Rose ShakinovskyFloods India Kerala July 2024, 2024


Rose Shakinovsky’s conceptual approach to painting practice originates from found photographs of political upheavals such as Hurricane Beryl, which affected the island of Carriacou, in Grenada in 2024, the heavy rainfalls that caused landslides in the Southern region of Ethiopia in 2024 or the insurrection that took hold in Haiti in 2023, resulting in an escalation of violence and displacement of citizens, including women and children. Shakinovsky subjects these images to digital manipulation using basic computer filters until unexpected abstract forms emerge.
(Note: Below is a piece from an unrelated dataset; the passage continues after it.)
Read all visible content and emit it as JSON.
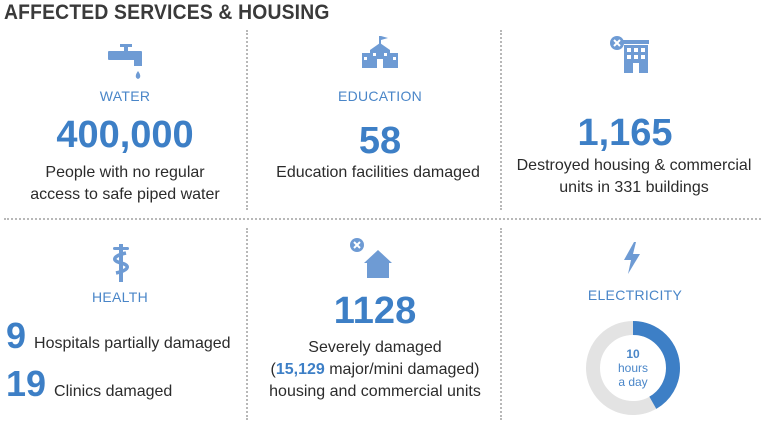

Her work examines political, ecological and social disasters filtered through chance and recognition.
Shakinovsky’s paintings remove recognisable features of the original photographs through opaque digital processes, coupled with a slow and rigorous painting technique. In this way, Shakinovsky reduces the object to its formal and most basic qualities, focusing on its texture, colour and composition while simultaneously intuiting its conceptual possibilities. She refers to this as a process that reveals "parallel realities" that maintain the essence of the tragic source material while creating an entirely new visual language that escapes traditional abstract painting categories. Yet when placed beside the original photograph, and although marks might initially appear as mere dabs of paint, the compositional connections remain undeniable.
Within this body of work, Shakinovsky continues exploring her interest in art history and how various forms of language and storytelling can impact history. She does this while consciously working against and challenging traditional art historical representations.